Setelah selesai dengan acaranya menggoda Noir, Cancri kembali berdiri tegak. Ia tersenyum saat Chaeri mengelus puncak kepalanya.
“Jangan terlalu lelah, kau juga perlu istirahat.”
“Aku hanya sebentar, setelah itu akan kembali dan menemani Ashura.”
“Baiklah, Mommy mencintaimu.”
“Aku lebih mencintaimu, Mom.”
Chaeri mengangguk paham, sedangkan Cancri segera melangkahkan kakinya untuk pergi.
...
Mansion selatan terlihat begitu rapi dan juga tenang, tidak banyak orang yang ada disana. Cancri melangkahkan kakinya pelan, gerakkan tubuhnya begitu teratur. Pria itu menatap Bride yang kini berdiri didepan pintu masuk, tidak biasanya pria itu akan terlihat berkeliaran diluar ruangan.
“Bride, dimana Marcus?” tanya Cancri.
“Marcus sedang pergi, apa kau perlu sesuatu?” tanya Bride.
“Ambilkan beberapa obat dari laboratorium, aku akan mengobati wanita itu.”
Bride segera melangkah, ia sudah terbiasa untuk langsung pergi tanpa permisi.
Cancri menatap jeli bawahannya, ia kemudian melangkah ke dalam dan segera menuju ke kamar yang di huni olehnya beberapa waktu lalu. Mata Cancri menatap heran ruangan tersebut, ada sesuatu yang aneh dan ia tak bisa berpikir dengan baik sekarang.
Kaki Cancri melangkah kearah kamar mandi, di bukanya pintu itu dan menatap sekitar. Tidak ada orang, bahkan ruangan itu terada sangat mati.
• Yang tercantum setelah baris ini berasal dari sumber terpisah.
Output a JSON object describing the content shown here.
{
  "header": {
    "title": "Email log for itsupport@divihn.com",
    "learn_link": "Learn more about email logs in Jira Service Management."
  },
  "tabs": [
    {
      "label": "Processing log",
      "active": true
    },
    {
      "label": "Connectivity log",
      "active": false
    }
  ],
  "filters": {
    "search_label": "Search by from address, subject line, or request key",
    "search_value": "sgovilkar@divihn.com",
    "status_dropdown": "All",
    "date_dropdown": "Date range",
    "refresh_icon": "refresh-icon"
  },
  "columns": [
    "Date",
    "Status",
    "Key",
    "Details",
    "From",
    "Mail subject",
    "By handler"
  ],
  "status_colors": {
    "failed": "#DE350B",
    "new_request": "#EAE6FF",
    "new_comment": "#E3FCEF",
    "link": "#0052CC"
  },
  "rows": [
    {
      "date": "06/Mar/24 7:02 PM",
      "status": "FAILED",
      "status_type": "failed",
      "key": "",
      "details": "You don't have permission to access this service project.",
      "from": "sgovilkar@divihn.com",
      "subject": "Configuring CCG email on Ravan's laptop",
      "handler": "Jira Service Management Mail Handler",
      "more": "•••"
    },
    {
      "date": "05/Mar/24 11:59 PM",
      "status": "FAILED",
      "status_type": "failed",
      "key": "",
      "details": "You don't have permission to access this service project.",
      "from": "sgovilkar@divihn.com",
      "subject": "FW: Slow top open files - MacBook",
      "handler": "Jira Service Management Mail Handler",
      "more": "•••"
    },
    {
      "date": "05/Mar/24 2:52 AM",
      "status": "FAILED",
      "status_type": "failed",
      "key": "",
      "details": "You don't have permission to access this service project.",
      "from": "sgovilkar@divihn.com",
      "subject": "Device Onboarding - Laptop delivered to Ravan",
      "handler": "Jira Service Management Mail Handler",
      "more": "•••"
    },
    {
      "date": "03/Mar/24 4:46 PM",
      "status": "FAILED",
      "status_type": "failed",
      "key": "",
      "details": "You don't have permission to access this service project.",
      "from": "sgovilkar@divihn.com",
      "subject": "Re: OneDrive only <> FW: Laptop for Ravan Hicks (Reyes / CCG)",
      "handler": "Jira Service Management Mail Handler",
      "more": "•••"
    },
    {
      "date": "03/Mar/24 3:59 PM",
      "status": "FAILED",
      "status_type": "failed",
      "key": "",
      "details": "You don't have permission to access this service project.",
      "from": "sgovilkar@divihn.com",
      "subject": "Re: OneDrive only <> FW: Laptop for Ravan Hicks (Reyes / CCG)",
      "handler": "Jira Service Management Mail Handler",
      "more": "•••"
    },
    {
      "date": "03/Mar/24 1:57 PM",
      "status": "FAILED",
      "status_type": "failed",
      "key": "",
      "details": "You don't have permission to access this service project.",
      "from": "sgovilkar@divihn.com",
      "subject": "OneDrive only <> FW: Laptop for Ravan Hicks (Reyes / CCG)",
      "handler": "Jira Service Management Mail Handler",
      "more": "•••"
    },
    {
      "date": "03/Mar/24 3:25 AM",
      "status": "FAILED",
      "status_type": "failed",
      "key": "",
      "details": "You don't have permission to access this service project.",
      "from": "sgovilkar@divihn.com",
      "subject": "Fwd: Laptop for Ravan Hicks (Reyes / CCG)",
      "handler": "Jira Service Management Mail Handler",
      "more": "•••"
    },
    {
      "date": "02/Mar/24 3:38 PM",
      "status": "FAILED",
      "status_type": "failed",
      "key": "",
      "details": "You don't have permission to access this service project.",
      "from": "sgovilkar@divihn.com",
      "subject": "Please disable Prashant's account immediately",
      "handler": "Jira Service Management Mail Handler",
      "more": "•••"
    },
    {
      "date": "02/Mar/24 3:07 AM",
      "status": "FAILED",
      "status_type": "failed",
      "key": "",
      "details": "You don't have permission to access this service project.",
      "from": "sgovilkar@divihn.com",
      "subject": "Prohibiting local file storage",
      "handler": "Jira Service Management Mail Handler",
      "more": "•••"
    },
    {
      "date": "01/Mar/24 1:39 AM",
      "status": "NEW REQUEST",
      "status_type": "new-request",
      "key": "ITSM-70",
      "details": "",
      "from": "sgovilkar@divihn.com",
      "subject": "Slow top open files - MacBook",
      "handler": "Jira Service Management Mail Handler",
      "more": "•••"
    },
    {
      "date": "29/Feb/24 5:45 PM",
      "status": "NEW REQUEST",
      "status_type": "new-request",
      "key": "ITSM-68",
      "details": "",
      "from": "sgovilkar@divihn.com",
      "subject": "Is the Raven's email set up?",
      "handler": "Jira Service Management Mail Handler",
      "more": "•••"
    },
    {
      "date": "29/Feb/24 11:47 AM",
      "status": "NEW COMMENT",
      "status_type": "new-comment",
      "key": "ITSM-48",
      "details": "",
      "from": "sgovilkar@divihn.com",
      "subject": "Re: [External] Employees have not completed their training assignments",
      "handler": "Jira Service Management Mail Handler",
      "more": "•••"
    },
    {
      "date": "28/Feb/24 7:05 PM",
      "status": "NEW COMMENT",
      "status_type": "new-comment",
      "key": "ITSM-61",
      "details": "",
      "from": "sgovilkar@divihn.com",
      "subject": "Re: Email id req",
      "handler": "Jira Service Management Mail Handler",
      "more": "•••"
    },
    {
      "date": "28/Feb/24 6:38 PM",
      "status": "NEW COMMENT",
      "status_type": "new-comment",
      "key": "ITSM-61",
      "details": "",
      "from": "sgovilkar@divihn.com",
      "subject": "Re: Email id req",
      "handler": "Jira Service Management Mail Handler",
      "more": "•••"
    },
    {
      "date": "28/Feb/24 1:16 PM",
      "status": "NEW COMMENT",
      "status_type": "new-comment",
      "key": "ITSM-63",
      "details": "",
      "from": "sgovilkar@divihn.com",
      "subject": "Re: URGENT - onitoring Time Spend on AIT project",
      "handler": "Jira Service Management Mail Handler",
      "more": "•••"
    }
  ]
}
“Sialan,” ujar Cancri pelan. Ia segera menatap kearah ranjang, sudah terlihat rapi dan bersih.
“Clevin!” panggil Cancri.
Dari kegelapan seorang pria segera muncul, ia menatap Cancri dan menunggu pria itu mengucapkan kata-kata mutiara.
“Mana mainanku?” tanya pria itu tanpa basa-basi.
“Pain, sebaiknya kau memikirkan hal lain daripada w************n itu.”
Cancri menatap tak percaya, semakin lama elit golden terlihat semakin berani. “Katakan apa saja yang kau tahu!”
“Kami semua bekerja sama untuk mengembalikan wanita itu pada tempatnya, sudah cukup bagimu bermain dan berhenti mengganggu wanita itu.”
Cancri tertawa kecil. “Apa yang kau katakan?”
“Jangan membuat masalah dalam hidupmu,” sahut Clevin.
“Baiklah. Dimana Marcus?”
“Marcus mengantarkan wanita itu pulang,” sahut Bride yang sudah berada didepan pintu.
“Datang ke ruanganku ketika kalian sudah berkumpul, ada beberapa hadiah yang akan aku berikan karena kalian begitu baik padaku.”
Kedua pria itu menelan ludah mereka kasar, mata mereka melirik Cancri yang pergi tanpa melakukan aksi brutal karena mereka melanggar aturan.
“Dia benar-benar tenang,” ujar Clevin.
“Tidak, dia akan segera meledak ketika kita semua berkumpul.”
“Kita harus menghubungi Marcus.”
Sementara kedua bawahannya sedang memikirkan banyak hal, Cancri sedang melangkah dengan tatapan mata yang tajam. Wajah pria itu terlihat begitu masam, bahkan langkah dan napasnya memburu menahan emosi yang memuncak.
‘Tenang, tenang.’ Batin Cancri terus membisikkan kata itu, membuat Cancri dengan mudah mengendalikan emosinya.
‘Sial!’ maki pria itu, ia berhenti dan menghantamkan kepalan tangannya pada pilar besar disebelah kiri. Beberapa ekor ular yang menempel ditubuh Cancri terlihat gelisah, mereka keluar dari balik baju pria itu dan segera menjauh.
‘Berani sekali mereka membuang bonekaku!’ tegas pria itu lagi. Wajahnya semakin masam, ia kembali memukul pilar besar yang malah retak dan segera runtuh.
Cancri yang terkena reruntuhan dari pilar itu semakin berwajah masam. Jika pilar sekuat itu saja sudah retak, bagaimana jika ia membunuh Marcus dalam satu kali pukul.
‘Pain, kau harus tenang.’ Kaki Cancri kembali melangkah pergi, ia terus mengatakan kata tenang dalam otaknya, dan berusaha menyingkirkan rasa jengkelnya.
“Menyebalkan,” ujaran itu akhirnya keluar dari bibir Cancri.